First, the reviews inform people that the books are available cheaper in other formats, which they might not have known. Second, if the reviews do cause the publisher to lower the price, that will presumably result in more sales, and there will be more consumer surplus gained than producer surplus lost. Boom, market improvement.
When supplier are coerced into changing their prices by force, that isn't the market at work.

You don't like the word "coercion" or "force" because you think stuffing review sites with non-good-faith-reviews it harmless, even though it contravenes the expectation that a reviewer represents a single entity who has actually attempted to consume the book. But the same logic was used during the Wikileaks Visa DDoS flood. You can choose to believe that DDoS attacks are legitimate, too. But you cannot with a straight face say that those attacks are the market at work.

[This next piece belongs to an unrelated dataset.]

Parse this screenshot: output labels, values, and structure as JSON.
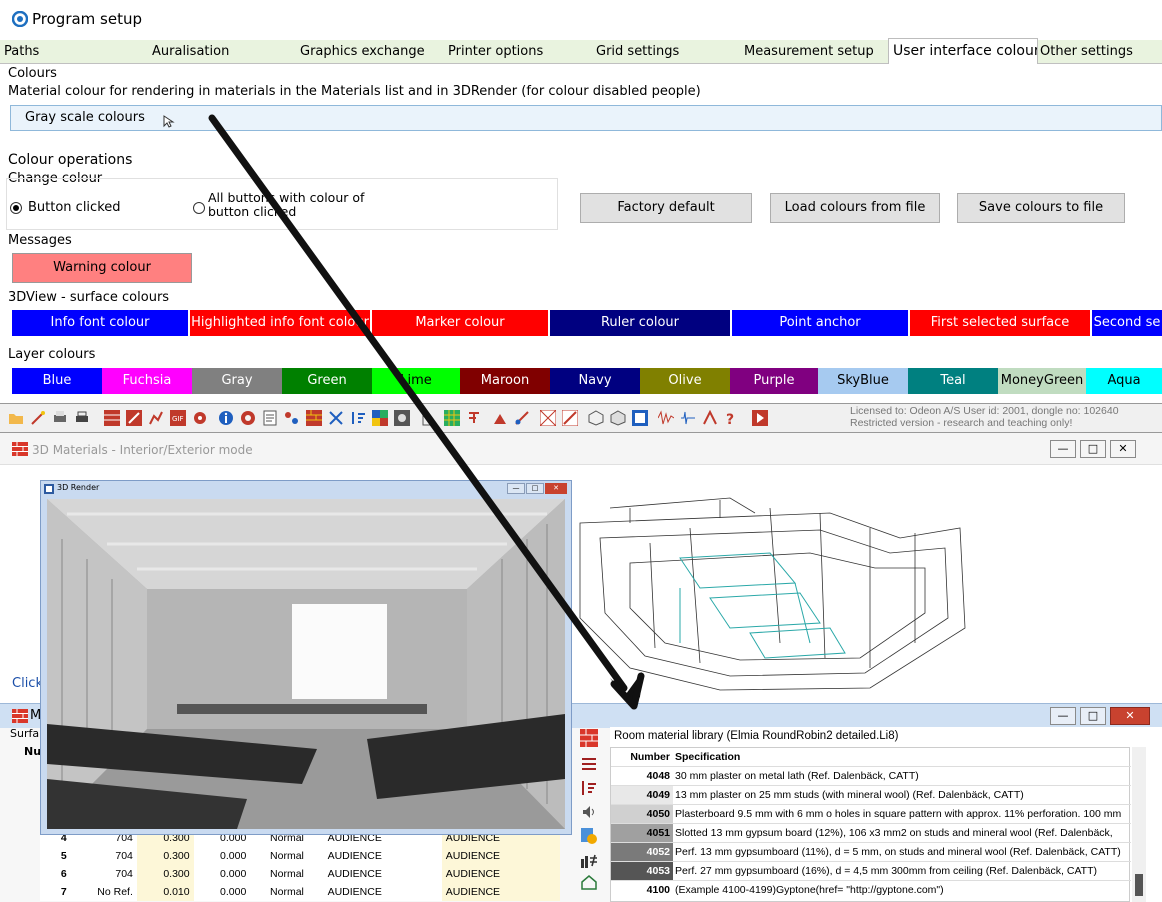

stuffing review sites with non-good-faith-reviews it harmless, even though it contravenes the expectation that a reviewer represents a single entity who has actually attempted to consume the book

I don't agree the the reviews are not "in good faith". It is wrong to write a review of a $100 Monster cable pointing out that no matter how well it works, it's a ripoff when a $10 cable is functionally identical? This is the same idea: the reviewers are expressing their opinion about whether the product is worth the asking price. Their criteria for evaluation is different from yours; that doesn't make it vandalism or coercion or a DDOS.

Yes, I think it is: if you have not purchased the product, the proper venue to point out the TRUE FACT that the cable is a rip off is not in fact the product review site. Unless you buy the product and review it.